Services like Dropbox, Google Docs/Drive, iCloud, and whatever Microsoft’s offering is called these days, have all helped make file sharing a doddle. However, for the less experienced internet user, email remains a one-stop-shop. Arguably, this is where Facebook, Google+ and similar sites are starting to chip away. Instead of users basing the internet communication with email accounts, they use social networking accounts instead.

Email exists because… somehow it’s part of our online identity

For some time I’ve been a little perplexed as to why you still need an email account to sign up to any of the big social networks. Anyone, anywhere can whip up an email account for free, even using made up details if you fancy breaching the terms and conditions, on the big three free email providers (Google, Yahoo, Microsoft). If that sounds like too much trouble, then pubic spam-dump boxes through mailinator.com is your answer (though I wouldn’t recommend for anything personal of course). So, why does a social network which is very persistent on making sure accounts are held by real people with real identities still insist on an email account?

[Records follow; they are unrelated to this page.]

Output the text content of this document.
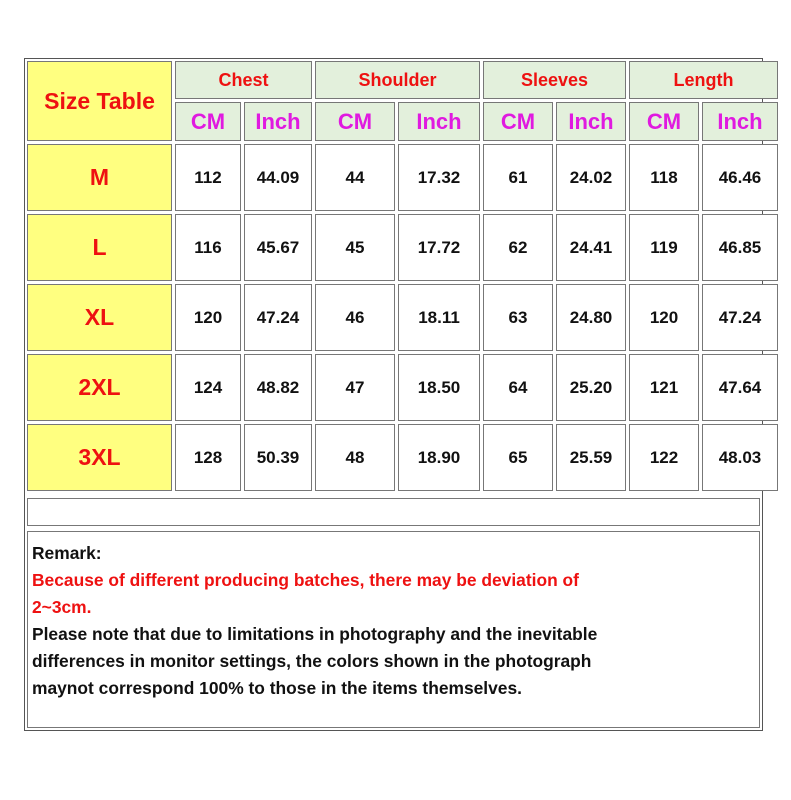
Size Table	Chest		Shoulder		Sleeves		Length	
	CM	Inch	CM	Inch	CM	Inch	CM	Inch
M	112	44.09	44	17.32	61	24.02	118	46.46
L	116	45.67	45	17.72	62	24.41	119	46.85
XL	120	47.24	46	18.11	63	24.80	120	47.24
2XL	124	48.82	47	18.50	64	25.20	121	47.64
3XL	128	50.39	48	18.90	65	25.59	122	48.03

Remark:

Because of different producing batches, there may be deviation of

2~3cm.

Please note that due to limitations in photography and the inevitable

differences in monitor settings, the colors shown in the photograph

maynot correspond 100% to those in the items themselves.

More than that though, as mentioned before, email is personal. You create your own email address, your own avatar in text-form. This is particularly true of young people’s first email accounts… you know the ones that you sort of regret having to add to job/college application forms. They might include words like ‘sparklefairy’ or ‘somthing-inator’, probably with the year of your birth or a random sequence of numbers stuck on the end. There’s also a sense of credos about which provider you use. I remember that anyone with an at-aol.com email address was to by pitied for you knew they had actually put the 3.5″ diskette that popped through their letterbox into their computer. Your first email is the very beginning of your online identity. It would be a shame if that identity became the uniformity of a single social network…

Which leads me here

I started writing this post a week ago, but since then this rather aptly timed piece of news has dropped in. Facebook has changed users’ email address on their profiles to an at-facebook.com one. The automatic switch set the Facebook email visible (set to friends only) and my normal email hidden from my profile. I wonder if they’ll be doing the same with my links to my website in the future too? However, I personally prefer my normal email. I don’t want messages to get lost in Facebook’s somewhat hit-n-miss messaging system, with the hope that I might end up getting a notification sent to my real email to tell me I have a message. Facebook is renowned for its two steps forward, one step retract approach to pushing the boundaries of internet use, however when you change how people how to present themselves online you are bound to ruffle a few feathers.